First, there is a job performance document dated December 2, 1999 that appears to meet the test for release of such records. You have proposed to withhold this record. Although I am not in possession of all the facts surrounding the creation or circumstances surrounding the document, it appears to meet the three-pronged test for the release of "employee evaluation or job performance records." As custodian you must make the initial determination as to whether each element of this test has been met in this instance.
Second, as I noted in Op. Att'y Gen. 2006-176, the City's decision to release numerous commendation documents written by the Chief of Police or former supervisors and documents reflecting awards given to the former officer is not consistent with the FOIA. As my predecessor noted in Op. Att'y Gen.2003-153, ". . . commendations written by the employer constitute the employee's employee evaluation/job performance records." Such records are not disclosable absent the occurrence of the factors necessary to meet the test for the release of job performance records. See Op. Att'y Gen. 96-005 (where police officer resigned as was neither suspended nor terminated, any listing of awards, commendations or reprimands he received would in all likelihood not be subject to disclosure). See also, Op. Att'y Gen. 99-016 (stating that "all other records in [a personnel] file that would constitute `employee evaluation/job performance records' — both positive and negative — are disclosable only if the . . . three conditions" for release of that category of record have been met). See also, Op. Att'y Gen. 89-368.

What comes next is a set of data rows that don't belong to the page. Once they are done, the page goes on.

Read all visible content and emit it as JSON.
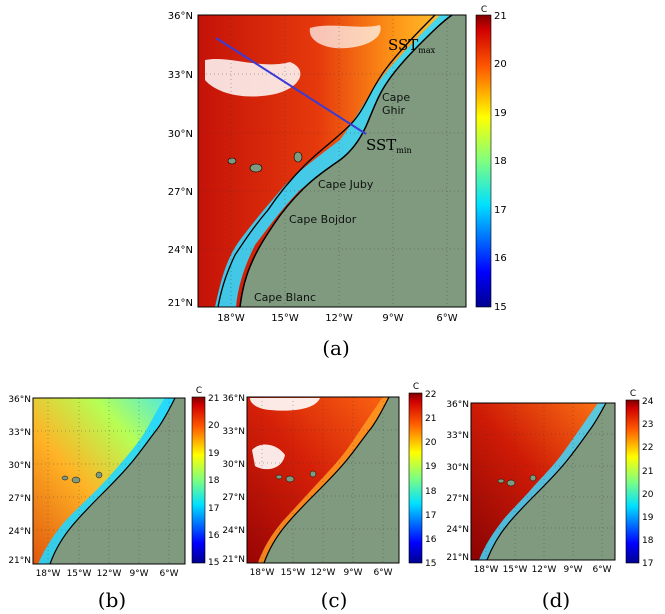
{
  "panels": [
    {
      "id": "a",
      "label": "(a)",
      "lat_ticks": [
        "36°N",
        "33°N",
        "30°N",
        "27°N",
        "24°N",
        "21°N"
      ],
      "lon_ticks": [
        "18°W",
        "15°W",
        "12°W",
        "9°W",
        "6°W"
      ],
      "colorbar": {
        "unit": "C",
        "ticks": [
          "21",
          "20",
          "19",
          "18",
          "17",
          "16",
          "15"
        ]
      },
      "places": [
        "Cape Ghir",
        "Cape Juby",
        "Cape Bojdor",
        "Cape Blanc"
      ],
      "sst_max_main": "SST",
      "sst_max_sub": "max",
      "sst_min_main": "SST",
      "sst_min_sub": "min"
    },
    {
      "id": "b",
      "label": "(b)",
      "lat_ticks": [
        "36°N",
        "33°N",
        "30°N",
        "27°N",
        "24°N",
        "21°N"
      ],
      "lon_ticks": [
        "18°W",
        "15°W",
        "12°W",
        "9°W",
        "6°W"
      ],
      "colorbar": {
        "unit": "C",
        "ticks": [
          "21",
          "20",
          "19",
          "18",
          "17",
          "16",
          "15"
        ]
      }
    },
    {
      "id": "c",
      "label": "(c)",
      "lat_ticks": [
        "36°N",
        "33°N",
        "30°N",
        "27°N",
        "24°N",
        "21°N"
      ],
      "lon_ticks": [
        "18°W",
        "15°W",
        "12°W",
        "9°W",
        "6°W"
      ],
      "colorbar": {
        "unit": "C",
        "ticks": [
          "22",
          "21",
          "20",
          "19",
          "18",
          "17",
          "16",
          "15"
        ]
      }
    },
    {
      "id": "d",
      "label": "(d)",
      "lat_ticks": [
        "36°N",
        "33°N",
        "30°N",
        "27°N",
        "24°N",
        "21°N"
      ],
      "lon_ticks": [
        "18°W",
        "15°W",
        "12°W",
        "9°W",
        "6°W"
      ],
      "colorbar": {
        "unit": "C",
        "ticks": [
          "24",
          "23",
          "22",
          "21",
          "20",
          "19",
          "18",
          "17"
        ]
      }
    }
  ],
  "colors": {
    "land": "#7f9a7e",
    "coast": "#000000",
    "transect": "#3b3bd6"
  }
}
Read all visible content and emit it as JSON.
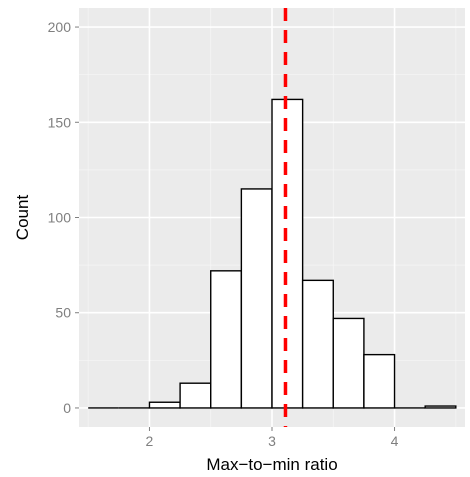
{
  "chart_data": {
    "type": "bar",
    "title": "",
    "xlabel": "Max−to−min ratio",
    "ylabel": "Count",
    "xlim": [
      1.425,
      4.575
    ],
    "ylim": [
      -10,
      210
    ],
    "x_ticks": [
      2,
      3,
      4
    ],
    "y_ticks": [
      0,
      50,
      100,
      150,
      200
    ],
    "x_tick_labels": [
      "2",
      "3",
      "4"
    ],
    "y_tick_labels": [
      "0",
      "50",
      "100",
      "150",
      "200"
    ],
    "bin_width": 0.25,
    "bins": [
      {
        "from": 1.5,
        "to": 1.75,
        "count": 0
      },
      {
        "from": 1.75,
        "to": 2.0,
        "count": 0
      },
      {
        "from": 2.0,
        "to": 2.25,
        "count": 3
      },
      {
        "from": 2.25,
        "to": 2.5,
        "count": 13
      },
      {
        "from": 2.5,
        "to": 2.75,
        "count": 72
      },
      {
        "from": 2.75,
        "to": 3.0,
        "count": 115
      },
      {
        "from": 3.0,
        "to": 3.25,
        "count": 162
      },
      {
        "from": 3.25,
        "to": 3.5,
        "count": 67
      },
      {
        "from": 3.5,
        "to": 3.75,
        "count": 47
      },
      {
        "from": 3.75,
        "to": 4.0,
        "count": 28
      },
      {
        "from": 4.0,
        "to": 4.25,
        "count": 0
      },
      {
        "from": 4.25,
        "to": 4.5,
        "count": 1
      }
    ],
    "reference_line": {
      "x": 3.11,
      "color": "#ff0000",
      "style": "dashed"
    },
    "colors": {
      "panel": "#ebebeb",
      "grid": "#ffffff",
      "bar_fill": "#ffffff",
      "bar_outline": "#000000"
    },
    "grid": true,
    "legend": "none"
  }
}
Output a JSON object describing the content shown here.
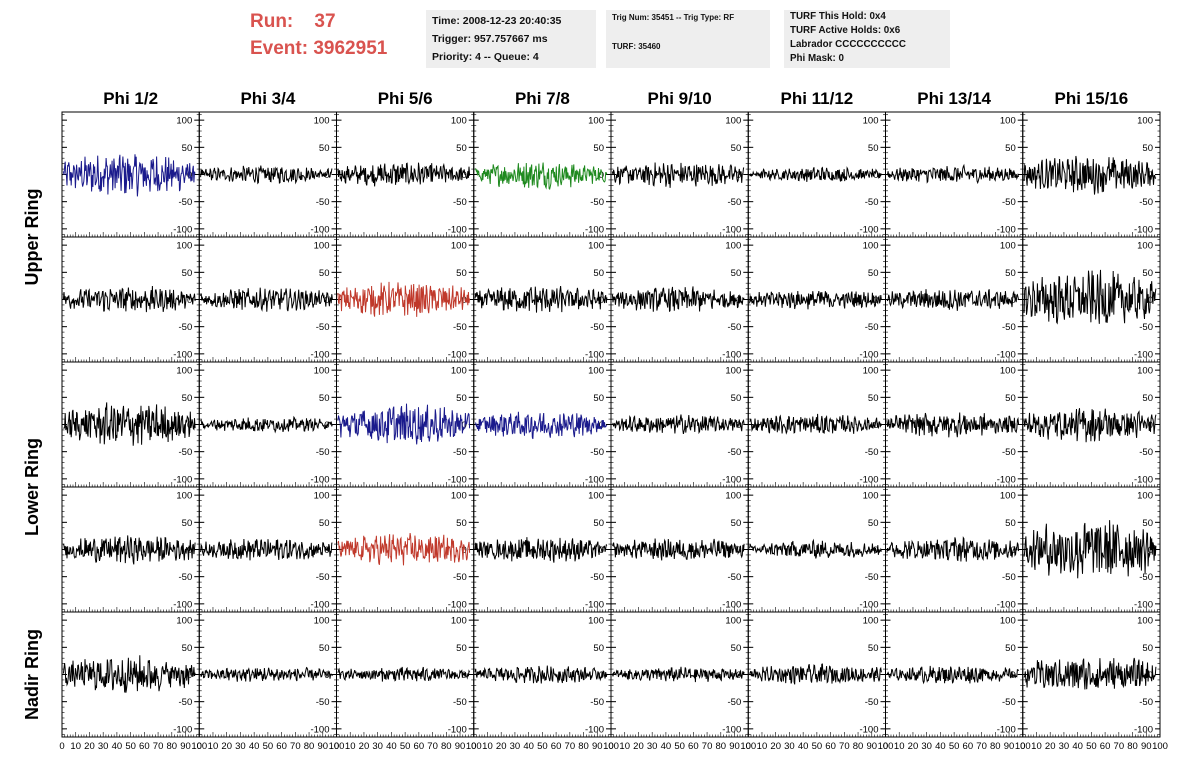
{
  "header": {
    "run_label": "Run:",
    "run_value": "37",
    "event_label": "Event:",
    "event_value": "3962951",
    "info_box_1": {
      "time": "Time: 2008-12-23 20:40:35",
      "trigger": "Trigger: 957.757667 ms",
      "priority": "Priority: 4 -- Queue: 4"
    },
    "info_box_2": {
      "trig_num": "Trig Num: 35451 -- Trig Type: RF",
      "turf": "TURF: 35460"
    },
    "info_box_3": {
      "turf_hold": "TURF This Hold: 0x4",
      "turf_active": "TURF Active Holds: 0x6",
      "labrador": "Labrador CCCCCCCCCC",
      "phi_mask": "Phi Mask: 0"
    }
  },
  "chart_data": {
    "type": "line",
    "columns": [
      "Phi 1/2",
      "Phi 3/4",
      "Phi 5/6",
      "Phi 7/8",
      "Phi 9/10",
      "Phi 11/12",
      "Phi 13/14",
      "Phi 15/16"
    ],
    "ring_labels": [
      {
        "name": "Upper Ring",
        "rows": [
          0,
          1
        ]
      },
      {
        "name": "Lower Ring",
        "rows": [
          2,
          3
        ]
      },
      {
        "name": "Nadir Ring",
        "rows": [
          4
        ]
      }
    ],
    "ylim": [
      -115,
      115
    ],
    "xlim": [
      0,
      100
    ],
    "y_ticks": [
      -100,
      -50,
      0,
      50,
      100
    ],
    "x_tick_labels": [
      "0",
      "10",
      "20",
      "30",
      "40",
      "50",
      "60",
      "70",
      "80",
      "90",
      "100"
    ],
    "colors": {
      "normal": "#000000",
      "blue": "#1a1a8c",
      "green": "#1f8a1f",
      "red": "#c0392b"
    },
    "panels": [
      [
        {
          "amp": 35,
          "color": "blue"
        },
        {
          "amp": 14,
          "color": "normal"
        },
        {
          "amp": 20,
          "color": "normal"
        },
        {
          "amp": 22,
          "color": "green"
        },
        {
          "amp": 20,
          "color": "normal"
        },
        {
          "amp": 12,
          "color": "normal"
        },
        {
          "amp": 14,
          "color": "normal"
        },
        {
          "amp": 30,
          "color": "normal"
        }
      ],
      [
        {
          "amp": 22,
          "color": "normal"
        },
        {
          "amp": 18,
          "color": "normal"
        },
        {
          "amp": 28,
          "color": "red"
        },
        {
          "amp": 22,
          "color": "normal"
        },
        {
          "amp": 20,
          "color": "normal"
        },
        {
          "amp": 16,
          "color": "normal"
        },
        {
          "amp": 18,
          "color": "normal"
        },
        {
          "amp": 45,
          "color": "normal"
        }
      ],
      [
        {
          "amp": 35,
          "color": "normal"
        },
        {
          "amp": 12,
          "color": "normal"
        },
        {
          "amp": 32,
          "color": "blue"
        },
        {
          "amp": 22,
          "color": "blue"
        },
        {
          "amp": 16,
          "color": "normal"
        },
        {
          "amp": 16,
          "color": "normal"
        },
        {
          "amp": 20,
          "color": "normal"
        },
        {
          "amp": 28,
          "color": "normal"
        }
      ],
      [
        {
          "amp": 22,
          "color": "normal"
        },
        {
          "amp": 18,
          "color": "normal"
        },
        {
          "amp": 26,
          "color": "red"
        },
        {
          "amp": 20,
          "color": "normal"
        },
        {
          "amp": 18,
          "color": "normal"
        },
        {
          "amp": 14,
          "color": "normal"
        },
        {
          "amp": 20,
          "color": "normal"
        },
        {
          "amp": 50,
          "color": "normal"
        }
      ],
      [
        {
          "amp": 30,
          "color": "normal"
        },
        {
          "amp": 12,
          "color": "normal"
        },
        {
          "amp": 12,
          "color": "normal"
        },
        {
          "amp": 14,
          "color": "normal"
        },
        {
          "amp": 12,
          "color": "normal"
        },
        {
          "amp": 16,
          "color": "normal"
        },
        {
          "amp": 14,
          "color": "normal"
        },
        {
          "amp": 30,
          "color": "normal"
        }
      ]
    ]
  }
}
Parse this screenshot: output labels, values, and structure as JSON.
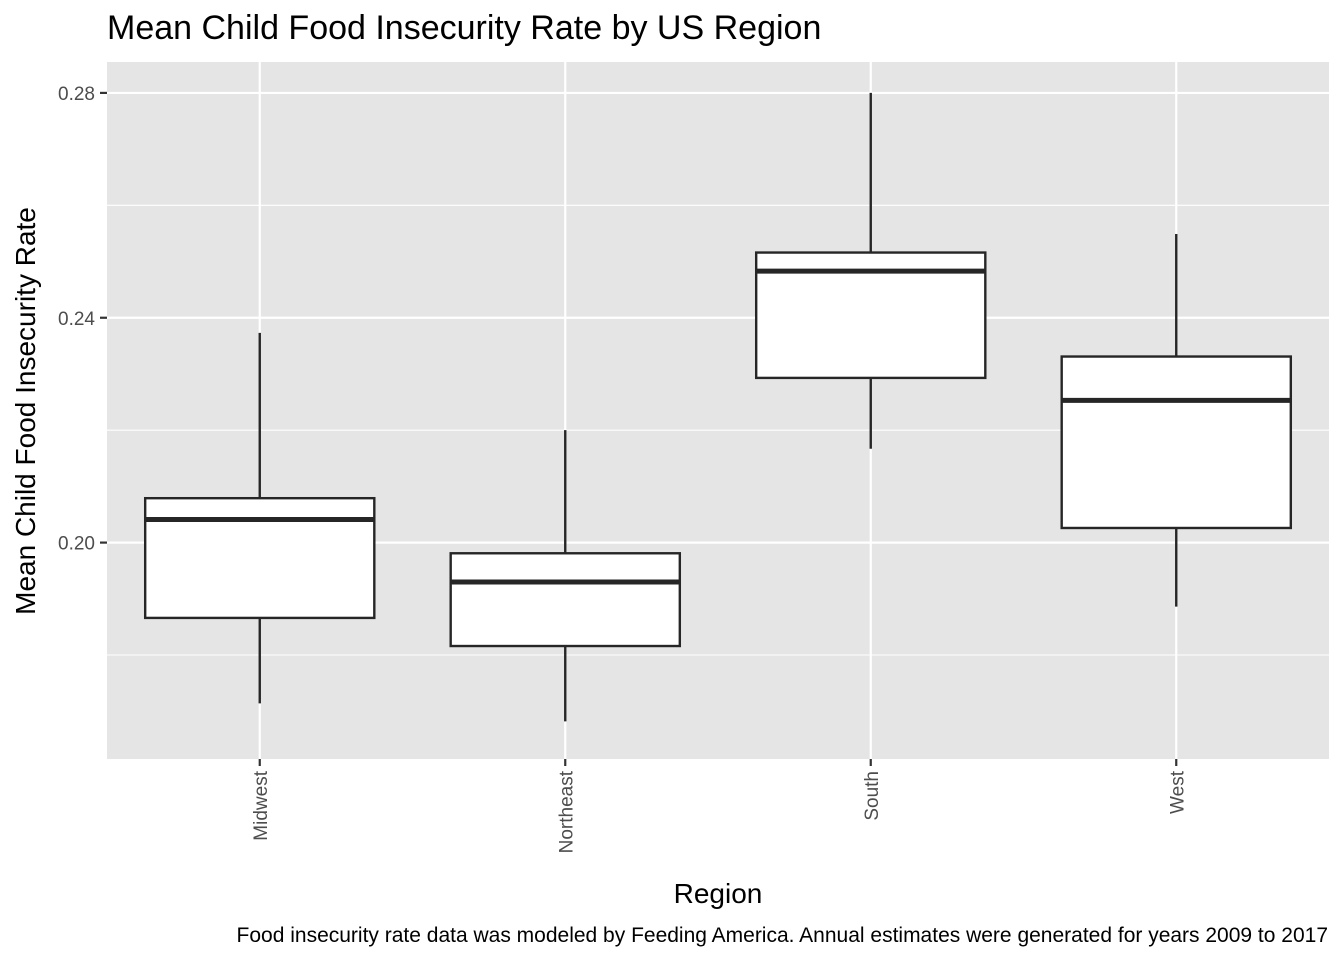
{
  "chart_data": {
    "type": "box",
    "title": "Mean Child Food Insecurity Rate by US Region",
    "xlabel": "Region",
    "ylabel": "Mean Child Food Insecurity Rate",
    "caption": "Food insecurity rate data was modeled by Feeding America. Annual estimates were generated for years 2009 to 2017",
    "ylim": [
      0.1615,
      0.2855
    ],
    "yticks": [
      0.2,
      0.24,
      0.28
    ],
    "ytick_labels": [
      "0.20",
      "0.24",
      "0.28"
    ],
    "grid": true,
    "legend": "none",
    "categories": [
      "Midwest",
      "Northeast",
      "South",
      "West"
    ],
    "boxes": [
      {
        "category": "Midwest",
        "min": 0.1714,
        "q1": 0.1866,
        "median": 0.2041,
        "q3": 0.2079,
        "max": 0.2373
      },
      {
        "category": "Northeast",
        "min": 0.1682,
        "q1": 0.1816,
        "median": 0.193,
        "q3": 0.1981,
        "max": 0.22
      },
      {
        "category": "South",
        "min": 0.2167,
        "q1": 0.2293,
        "median": 0.2483,
        "q3": 0.2516,
        "max": 0.28
      },
      {
        "category": "West",
        "min": 0.1886,
        "q1": 0.2026,
        "median": 0.2253,
        "q3": 0.2331,
        "max": 0.2549
      }
    ]
  },
  "colors": {
    "panel_background": "#e5e5e5",
    "grid_line": "#ffffff",
    "box_fill": "#ffffff",
    "box_stroke": "#262626",
    "tick": "#333333",
    "tick_label": "#4d4d4d",
    "text": "#000000"
  }
}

Although the result of this state of the law with reference to the documents you have enclosed is that certain records reflecting unfavorable job performance may be releasable, and documents reflecting favorable job performance are not releasable, I will only note that I and my predecessors have previously concluded in an analogous context that this rule is mitigated by the fact that the former employee has access to his own personnel and evaluation records under A.C.A. §25-19-105(c)(2) and may thus release any favorable records himself if he chooses to do so. See Ops. Att'y Gen. 96-257.See also Ops. Att'y Gen. 99-041 and 99-040 (stating that if the subject of the records believes that full disclosure of available records or information is not being made, he himself can make mitigating information available to the public).
In conclusion therefore, although the City's decision is in large measure consistent with the FOIA, there are several instances, detailed above, where the City's decision is inconsistent with the FOIA.
Deputy Attorney General Elana C. Wills prepared the foregoing opinion, which I hereby approve.